Read it and weep from Chris Lilley on 2004-02-22 (www-international@w3.org from January to March 2004)

From: Chris Lilley <chris@w3.org>
Date: Mon, 23 Feb 2004 00:21:51 +0100
To: "www-international@w3.org"@homer.w3.org
Message-ID: <18310372336.20040223002151@w3.org>

Hello www-international,

>> Files here are either HTML or extended (8-bit) ASCII. Where
>> possible, text files are tab delimited. Some files have been
>> converted into standard HTML encoding (ISO-8859-1) from Unicode.

Gasp.

>> The closest equivalent character in ISO-8859-1 was selected, and
>> any diacritics simulated using <SUB> and <SUP> and the closest
>> equivalent punctuation mark. In the case of Cyrillic, Greek and
>> Hebrew, a consistent transliteration scheme was used. The source
>> for each file contains hidden tags which specify the Unicode value
>> for each character which has no ISO-8859-1 equivalent.

There is a standard way to do that

>> To obtain these values, you can download the file or view its
>> source in your browser. The tags have the form <!u
>> XXXX>character</!u>, where XXXX is the four digit hexadecimal value
>> of the Unicode character.

Shudder.

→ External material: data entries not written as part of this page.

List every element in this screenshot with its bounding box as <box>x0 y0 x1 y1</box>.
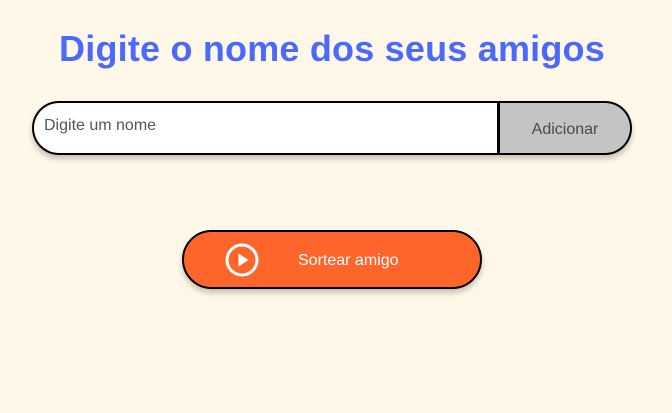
page-title: Digite o nome dos seus amigos <box>59 28 605 69</box>
add-friend-form: Adicionar <box>32 101 632 155</box>
add-button[interactable]: Adicionar <box>497 101 632 155</box>
play-circle-icon <box>225 243 259 277</box>
draw-friend-label: Sortear amigo <box>298 252 399 269</box>
draw-friend-button[interactable]: Sortear amigo <box>182 230 482 289</box>
friend-name-input[interactable] <box>32 101 497 155</box>
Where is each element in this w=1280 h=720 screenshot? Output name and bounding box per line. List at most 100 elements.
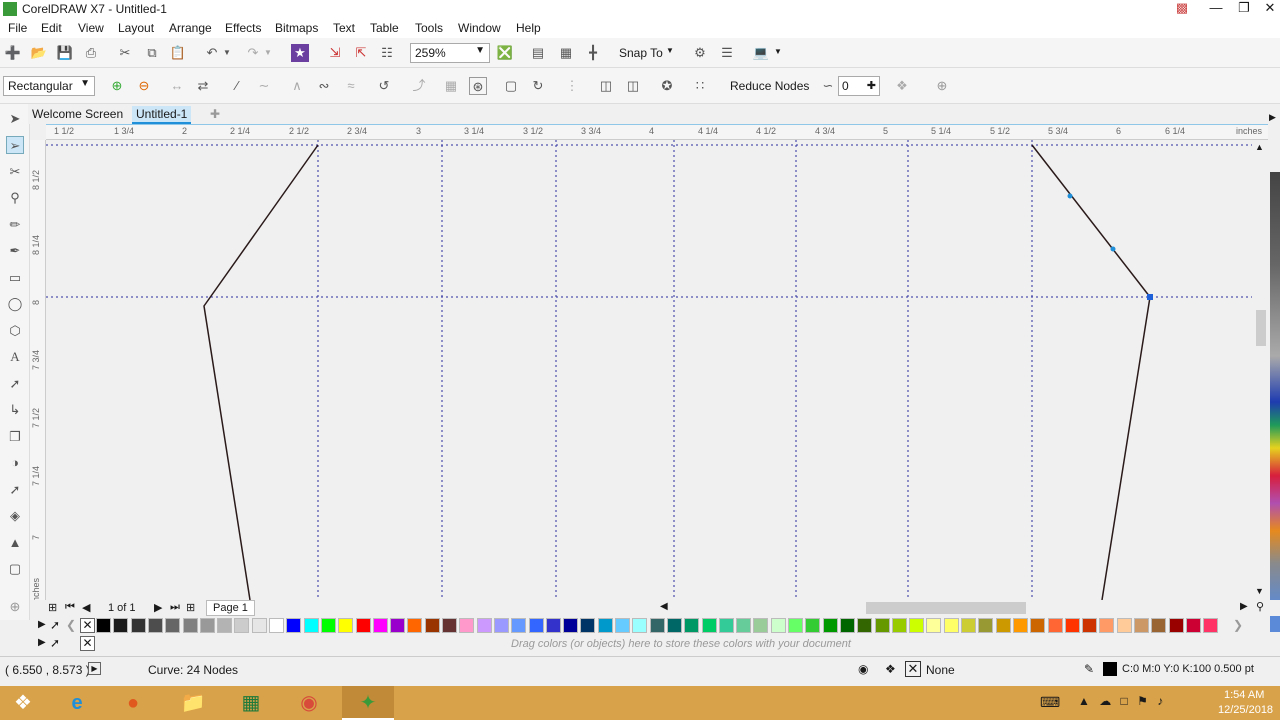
file-explorer-icon[interactable]: 📁 — [170, 686, 216, 720]
first-page-icon[interactable]: ⏮ — [65, 601, 75, 614]
user-icon[interactable]: ▩ — [1168, 0, 1196, 18]
print-icon[interactable]: ⎙ — [82, 44, 100, 62]
color-swatch[interactable] — [615, 618, 630, 633]
color-swatch[interactable] — [649, 618, 665, 633]
color-swatch[interactable] — [303, 618, 319, 633]
color-swatch[interactable] — [1203, 618, 1219, 633]
keyboard-icon[interactable]: ⌨ — [1040, 694, 1060, 711]
color-swatch[interactable] — [1030, 618, 1046, 633]
quick-customize-icon[interactable]: ⊕ — [933, 77, 951, 95]
color-swatch[interactable] — [338, 618, 354, 633]
color-swatch[interactable] — [753, 618, 769, 633]
mirror-horizontal-icon[interactable]: ◫ — [597, 77, 615, 95]
page-tab[interactable]: Page 1 — [206, 600, 255, 616]
delete-node-icon[interactable]: ⊖ — [135, 77, 153, 95]
color-swatch[interactable] — [1064, 618, 1080, 633]
menu-arrange[interactable]: Arrange — [169, 21, 212, 35]
color-swatch[interactable] — [96, 618, 111, 633]
join-nodes-icon[interactable]: ↔ — [168, 77, 186, 95]
add-page-after-icon[interactable]: ⊞ — [186, 601, 195, 614]
color-swatch[interactable] — [269, 618, 284, 633]
color-swatch[interactable] — [199, 618, 215, 633]
mirror-vertical-icon[interactable]: ◫ — [624, 77, 642, 95]
palette-menu-icon[interactable]: ▶ — [38, 619, 46, 630]
ellipse-tool-icon[interactable]: ◯ — [6, 295, 24, 313]
pick-tool-icon[interactable]: ➤ — [6, 110, 24, 128]
extract-subpath-icon[interactable]: ▦ — [442, 77, 460, 95]
elastic-mode-icon[interactable]: ✪ — [658, 77, 676, 95]
color-swatch[interactable] — [1185, 618, 1201, 633]
close-button[interactable]: ✕ — [1256, 0, 1280, 18]
color-swatch[interactable] — [424, 618, 440, 633]
parallel-dimension-icon[interactable]: ➚ — [6, 375, 24, 393]
drop-shadow-icon[interactable]: ❐ — [6, 428, 24, 446]
color-swatch[interactable] — [1151, 618, 1167, 633]
tab-welcome-screen[interactable]: Welcome Screen — [28, 106, 127, 124]
color-swatch[interactable] — [286, 618, 302, 633]
menu-window[interactable]: Window — [458, 21, 501, 35]
palette-scroll-right-icon[interactable]: ❯ — [1233, 618, 1243, 632]
menu-file[interactable]: File — [8, 21, 27, 35]
add-node-icon[interactable]: ⊕ — [108, 77, 126, 95]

Although a perl script could probably go and reverse this
damage.

http://www.wordgumbo.com/index.htm

Interesting site, but (shakes head) why oh why!!

Although
http://www.wordgumbo.com/ie/cmp/iedata.txt

     COMPARATIVE INDOEUROPEAN DATABASE COLLECTED BY ISIDORE DYEN

                            FILE IE-DATA1

  Copyright (C) 1997 by Isidore Dyen, Joseph Kruskal, and Paul Black
              This file was last modified on Feb 5, 1997

maybe that is why.


-- 
 Chris Lilley                    mailto:chris@w3.org
 Chair, W3C SVG Working Group
 Member, W3C Technical Architecture Group

Received on Sunday, 22 February 2004 18:21:51 UTC